Do zdarzenia doszło w sobotę, 12 lipca tuż po godzinie 2 w nocy w centrum Opola. Dyżurny otrzymał zgłoszenie, że trójka nastolatków została uwięziona w samochodzie, który jeździł po mieście. Kierowca - jak wynikało ze zgłoszenia - nie chciał się zatrzymać ani ich wypuścić. Na dodatek mężczyzna miał być agresywny i grozić nastolatkom nożem.
Funkcjonariusze zlokalizowali auto opisane w zgłoszeniu i zatrzymali kierowcę do kontroli. W środku znajdował się 28-letni kierowca oraz trzy przestraszone osoby - dwóch 19-latków i 16-latka.
Policja: groźby nożem i przetrzymywanie w aucie
"Mężczyzna kilkadziesiąt minut wcześniej zaczepił trójkę młodych ludzi stojących pod blokiem i zapytał ich o miejsce, gdzie można coś zjeść. Następnie zaproponował podwiezienie ich. Kiedy dwóch 19-latków i 16-latka wsiedli do samochodu, zachowanie mężczyzny diametralnie się zmieniło. Stał się agresywny wobec nich, zaczął grozić im słownie, a nawet przy użyciu noża. Mężczyzna nie pozwalał im opuścić samochodu" - informuje opolska policja w komunikacie.
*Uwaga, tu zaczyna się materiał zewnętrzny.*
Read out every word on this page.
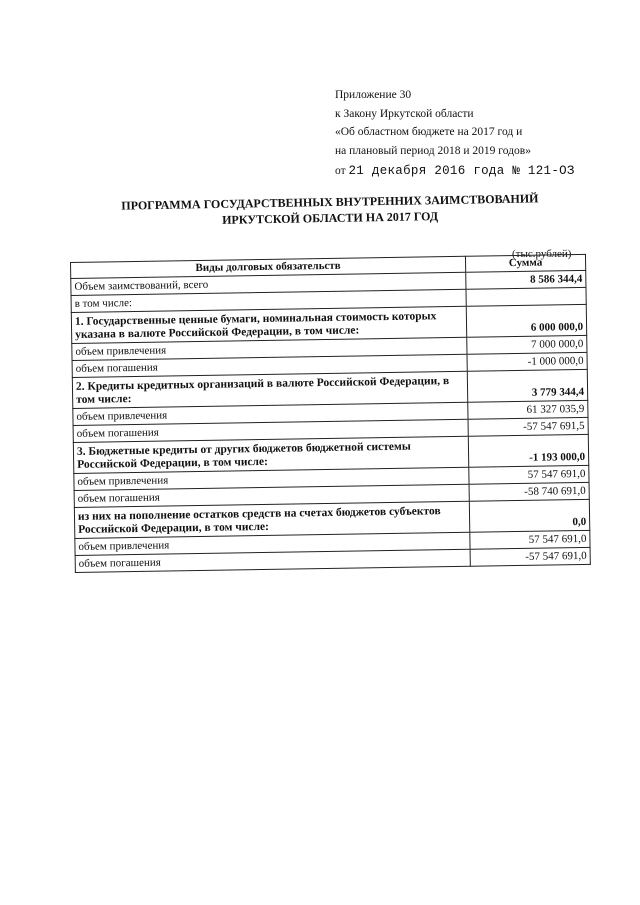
Приложение 30
к Закону Иркутской области
«Об областном бюджете на 2017 год и
на плановый период 2018 и 2019 годов»
от 21 декабря 2016 года № 121-ОЗ
ПРОГРАММА ГОСУДАРСТВЕННЫХ ВНУТРЕННИХ ЗАИМСТВОВАНИЙ
ИРКУТСКОЙ ОБЛАСТИ НА 2017 ГОД
(тыс.рублей)
Виды долговых обязательств	Сумма
Объем заимствований, всего	8 586 344,4
в том числе:	
1. Государственные ценные бумаги, номинальная стоимость которых указана в валюте Российской Федерации, в том числе:	6 000 000,0
объем привлечения	7 000 000,0
объем погашения	-1 000 000,0
2. Кредиты кредитных организаций в валюте Российской Федерации, в том числе:	3 779 344,4
объем привлечения	61 327 035,9
объем погашения	-57 547 691,5
3. Бюджетные кредиты от других бюджетов бюджетной системы Российской Федерации, в том числе:	-1 193 000,0
объем привлечения	57 547 691,0
объем погашения	-58 740 691,0
из них на пополнение остатков средств на счетах бюджетов субъектов Российской Федерации, в том числе:	0,0
объем привлечения	57 547 691,0
объем погашения	-57 547 691,0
W pewnym momencie jeden z 19-latków, wykorzystując moment nieuwagi agresywnego kierowcy, zadzwonił do policjantów i poprosił o pomoc.
28-latek został zatrzymany i osadzony w policyjnym areszcie. Jest podejrzany o "zmuszenie groźbą do określonego zachowania". Na czas trwającego postępowania został objęty policyjnym dozorem. Teraz grozi mu do trzech lat więzienia.
W związku z podejrzeniem, że mógł znajdować się pod wpływem narkotyków, została mu pobrana krew. Jeśli badania potwierdzą obecność środków odurzających, mężczyzna może dodatkowo odpowiadać za prowadzenie pojazdu pod ich wpływem - co również zagrożone jest karą do trzech lat więzienia, zakazem prowadzenia pojazdów i wysoką grzywną.